Kemudian tentang "tulisan opini" itu sendiri. Tulisan opini seperti apa, Pak, yang bisa menjadikan penulisnya masuk penjara? Kalau yang masuk penjara adalah "penulis opini yang tidak berpikir", setahu saya semua tulisan opini (baik yang menurut Bapak sesuai hukum maupun melanggar hukum) pasti melalui proses berpikir. Tidak ada manusia di muka bumi ini yang bisa menulis tanpa berpikir. Lantas, tulisan yang seperti apa, Pak? Apa dasar hukum yang bisa menjadi rujukan masyarakat, khususnya warganet Indonesia?
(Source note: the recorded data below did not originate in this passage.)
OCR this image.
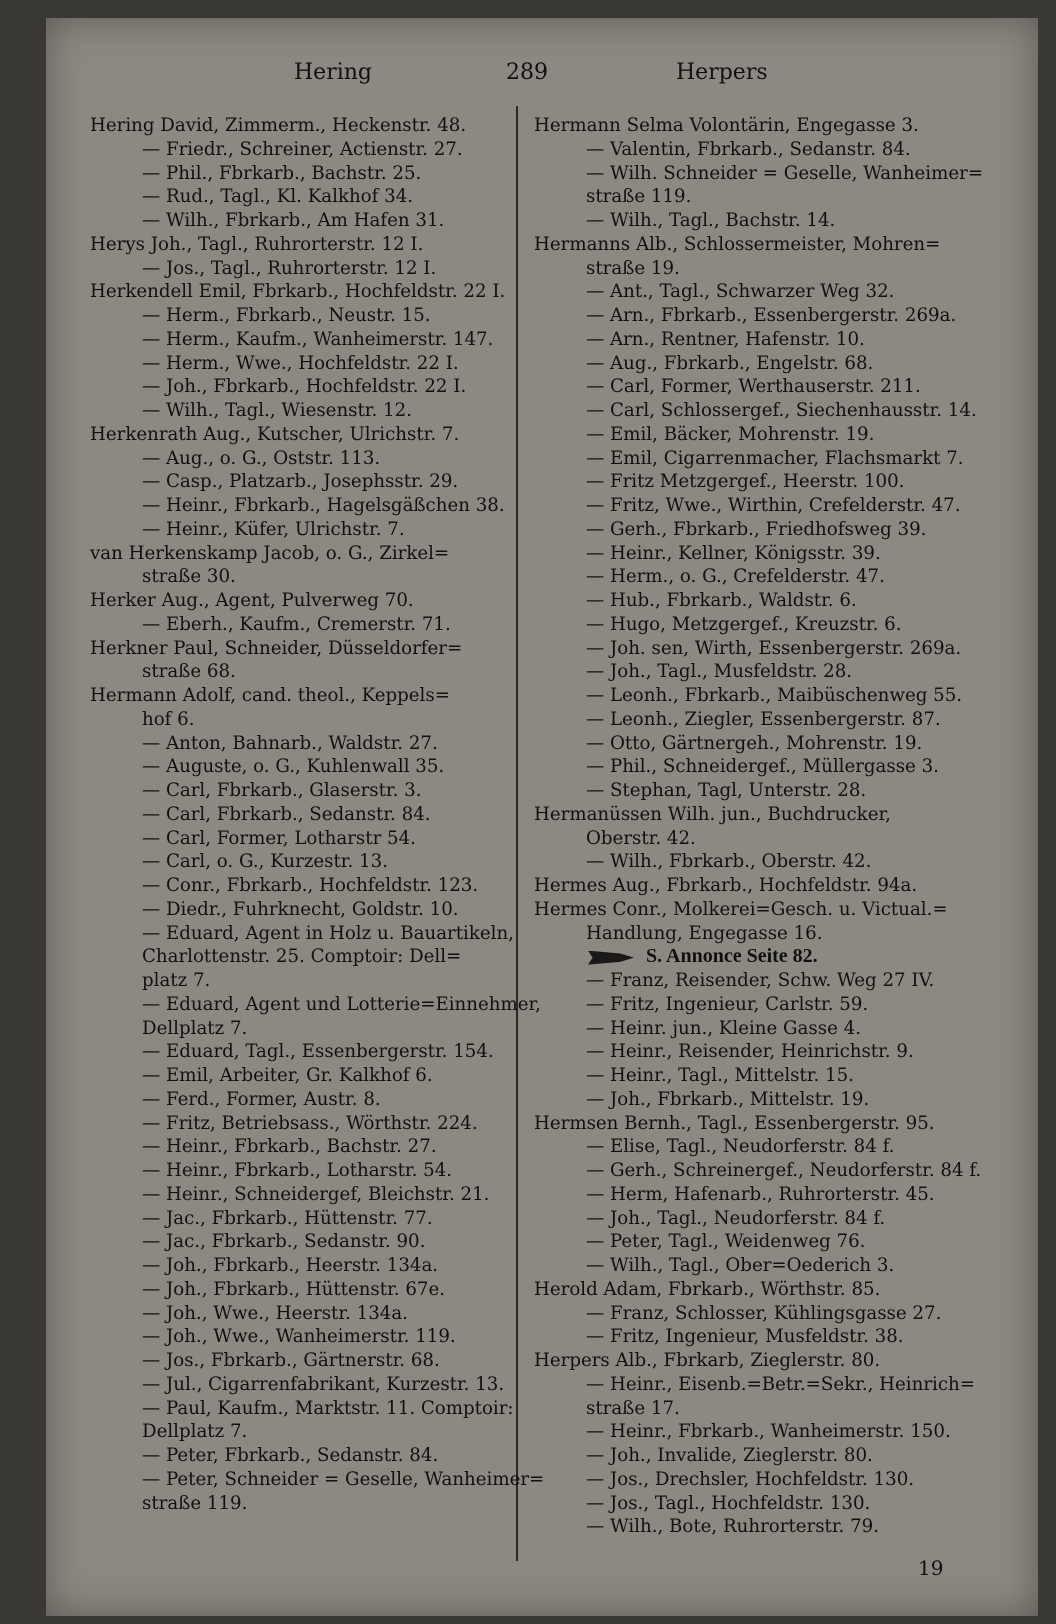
Hering	289	Herpers
Hering David, Zimmerm., Heckenstr. 48.
— Friedr., Schreiner, Actienstr. 27.
— Phil., Fbrkarb., Bachstr. 25.
— Rud., Tagl., Kl. Kalkhof 34.
— Wilh., Fbrkarb., Am Hafen 31.
Herys Joh., Tagl., Ruhrorterstr. 12 I.
— Jos., Tagl., Ruhrorterstr. 12 I.
Herkendell Emil, Fbrkarb., Hochfeldstr. 22 I.
— Herm., Fbrkarb., Neustr. 15.
— Herm., Kaufm., Wanheimerstr. 147.
— Herm., Wwe., Hochfeldstr. 22 I.
— Joh., Fbrkarb., Hochfeldstr. 22 I.
— Wilh., Tagl., Wiesenstr. 12.
Herkenrath Aug., Kutscher, Ulrichstr. 7.
— Aug., o. G., Oststr. 113.
— Casp., Platzarb., Josephsstr. 29.
— Heinr., Fbrkarb., Hagelsgäßchen 38.
— Heinr., Küfer, Ulrichstr. 7.
van Herkenskamp Jacob, o. G., Zirkel=
straße 30.
Herker Aug., Agent, Pulverweg 70.
— Eberh., Kaufm., Cremerstr. 71.
Herkner Paul, Schneider, Düsseldorfer=
straße 68.
Hermann Adolf, cand. theol., Keppels=
hof 6.
— Anton, Bahnarb., Waldstr. 27.
— Auguste, o. G., Kuhlenwall 35.
— Carl, Fbrkarb., Glaserstr. 3.
— Carl, Fbrkarb., Sedanstr. 84.
— Carl, Former, Lotharstr 54.
— Carl, o. G., Kurzestr. 13.
— Conr., Fbrkarb., Hochfeldstr. 123.
— Diedr., Fuhrknecht, Goldstr. 10.
— Eduard, Agent in Holz u. Bauartikeln,
Charlottenstr. 25. Comptoir: Dell=
platz 7.
— Eduard, Agent und Lotterie=Einnehmer,
Dellplatz 7.
— Eduard, Tagl., Essenbergerstr. 154.
— Emil, Arbeiter, Gr. Kalkhof 6.
— Ferd., Former, Austr. 8.
— Fritz, Betriebsass., Wörthstr. 224.
— Heinr., Fbrkarb., Bachstr. 27.
— Heinr., Fbrkarb., Lotharstr. 54.
— Heinr., Schneidergef, Bleichstr. 21.
— Jac., Fbrkarb., Hüttenstr. 77.
— Jac., Fbrkarb., Sedanstr. 90.
— Joh., Fbrkarb., Heerstr. 134a.
— Joh., Fbrkarb., Hüttenstr. 67e.
— Joh., Wwe., Heerstr. 134a.
— Joh., Wwe., Wanheimerstr. 119.
— Jos., Fbrkarb., Gärtnerstr. 68.
— Jul., Cigarrenfabrikant, Kurzestr. 13.
— Paul, Kaufm., Marktstr. 11. Comptoir:
Dellplatz 7.
— Peter, Fbrkarb., Sedanstr. 84.
— Peter, Schneider = Geselle, Wanheimer=
straße 119.
Hermann Selma Volontärin, Engegasse 3.
— Valentin, Fbrkarb., Sedanstr. 84.
— Wilh. Schneider = Geselle, Wanheimer=
straße 119.
— Wilh., Tagl., Bachstr. 14.
Hermanns Alb., Schlossermeister, Mohren=
straße 19.
— Ant., Tagl., Schwarzer Weg 32.
— Arn., Fbrkarb., Essenbergerstr. 269a.
— Arn., Rentner, Hafenstr. 10.
— Aug., Fbrkarb., Engelstr. 68.
— Carl, Former, Werthauserstr. 211.
— Carl, Schlossergef., Siechenhausstr. 14.
— Emil, Bäcker, Mohrenstr. 19.
— Emil, Cigarrenmacher, Flachsmarkt 7.
— Fritz Metzgergef., Heerstr. 100.
— Fritz, Wwe., Wirthin, Crefelderstr. 47.
— Gerh., Fbrkarb., Friedhofsweg 39.
— Heinr., Kellner, Königsstr. 39.
— Herm., o. G., Crefelderstr. 47.
— Hub., Fbrkarb., Waldstr. 6.
— Hugo, Metzgergef., Kreuzstr. 6.
— Joh. sen, Wirth, Essenbergerstr. 269a.
— Joh., Tagl., Musfeldstr. 28.
— Leonh., Fbrkarb., Maibüschenweg 55.
— Leonh., Ziegler, Essenbergerstr. 87.
— Otto, Gärtnergeh., Mohrenstr. 19.
— Phil., Schneidergef., Müllergasse 3.
— Stephan, Tagl, Unterstr. 28.
Hermanüssen Wilh. jun., Buchdrucker,
Oberstr. 42.
— Wilh., Fbrkarb., Oberstr. 42.
Hermes Aug., Fbrkarb., Hochfeldstr. 94a.
Hermes Conr., Molkerei=Gesch. u. Victual.=
Handlung, Engegasse 16.
S. Annonce Seite 82.
— Franz, Reisender, Schw. Weg 27 IV.
— Fritz, Ingenieur, Carlstr. 59.
— Heinr. jun., Kleine Gasse 4.
— Heinr., Reisender, Heinrichstr. 9.
— Heinr., Tagl., Mittelstr. 15.
— Joh., Fbrkarb., Mittelstr. 19.
Hermsen Bernh., Tagl., Essenbergerstr. 95.
— Elise, Tagl., Neudorferstr. 84 f.
— Gerh., Schreinergef., Neudorferstr. 84 f.
— Herm, Hafenarb., Ruhrorterstr. 45.
— Joh., Tagl., Neudorferstr. 84 f.
— Peter, Tagl., Weidenweg 76.
— Wilh., Tagl., Ober=Oederich 3.
Herold Adam, Fbrkarb., Wörthstr. 85.
— Franz, Schlosser, Kühlingsgasse 27.
— Fritz, Ingenieur, Musfeldstr. 38.
Herpers Alb., Fbrkarb, Zieglerstr. 80.
— Heinr., Eisenb.=Betr.=Sekr., Heinrich=
straße 17.
— Heinr., Fbrkarb., Wanheimerstr. 150.
— Joh., Invalide, Zieglerstr. 80.
— Jos., Drechsler, Hochfeldstr. 130.
— Jos., Tagl., Hochfeldstr. 130.
— Wilh., Bote, Ruhrorterstr. 79.
19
Mengapa tidak disebutkan? Apakah dasar hukumnya adalah kata-kata #Divhumaspolri?
Kalau misalnya saya bekerja di Divisi Humas Polri dan diminta membuat poster dengan pesan serupa, saya akan membuatnya dengan bahasa yang seramah mungkin. Pasalnya, citra dan reputasi Polri di mata masyarakat sedang kurang baik, Pak, kalau bisa dikatakan sangat jelek. Mungkin saya akan merangkai kata-kata seperti ini:
"Konstitusi UUD 1945 menjamin dan melindungi hak warga negara untuk bebas mengemukakan pendapat.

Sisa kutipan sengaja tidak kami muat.